KISS? Disco? What?! NEVER!
Paul Stanley has always stated that no one is bigger than the band, and has mostly sided with Gene on the business end of things. But even he was quoted as saying; on the bands early 90’s home video Xtreme Close-Up that he was dismayed at the time when he saw families coming to shows with their children, “we’re a street band from New York”.
Phantom of the Park was the first of many missteps, followed by Dynasty, then the mediocre Unmasked which while on the cover and credited for, Peter Criss had no part of and left the band shortly thereafter. The strange concept album, Music from the Elder was released in 1981 for a film of the same name. Sales were dismal and fanfare was…nonexistent. However, the album did feature the song “The Oath”. If you agree that it too rocks your face, then we can definitely be friends for life.
The band regained some of their form with 1982’s Creatures of the Night, arguably their heaviest record since Destroyer in 1976, however Ace Frehley would leave the band shortly after to deal with substance abuse problems and embark on the well-deserved solo career he wanted since 1978 when his solo album out-sold the rest of his bandmates’. Shortly after, KISS took off the makeup and started imitating the music of the bands they inspired. Sure, there are some reasonable tracks. But ultimately, it was a dark time in KISStory.

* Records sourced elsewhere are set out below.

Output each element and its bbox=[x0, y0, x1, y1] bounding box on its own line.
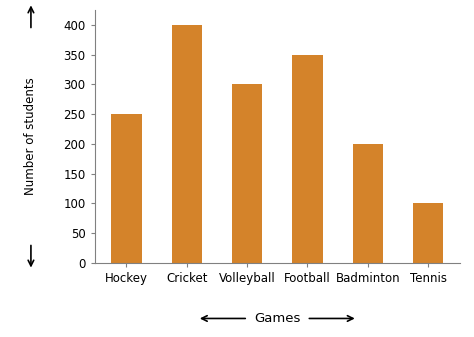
Bar bbox=[111, 114, 142, 263]
Bar bbox=[353, 144, 383, 263]
Bar bbox=[413, 204, 443, 263]
Bar bbox=[292, 55, 322, 263]
Text: Number of students: Number of students bbox=[25, 78, 37, 195]
Text: Games: Games bbox=[254, 312, 301, 325]
Bar bbox=[172, 25, 202, 263]
Bar bbox=[232, 85, 262, 263]
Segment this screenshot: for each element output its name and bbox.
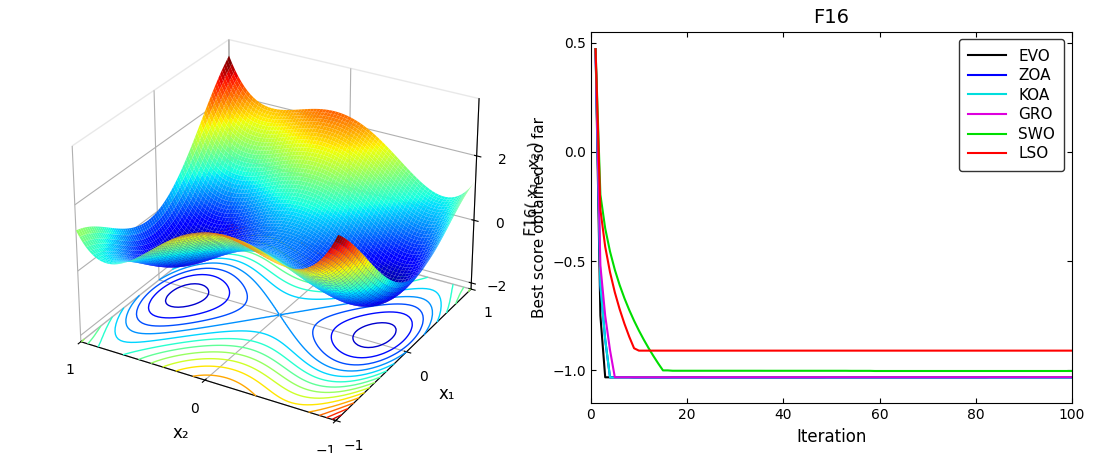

Which is why the tanking moment can always be traced back to KISS Meets the Phantom of the Park. What was meant to be a promising idea in 1978 by Hanna Barbera and Casablanca records, capitalize on the bands success and notoriety with a feature film, fractured and ultimately extinguished the “Hottest Band in the Land”. Hanna Barbera.
The same Hanna Barbera that brought us the Flintstones. In fact, I’m willing to bet good money this was all the Great Gazoo’s fault.
I’ve got $2 in my pocket as we speak.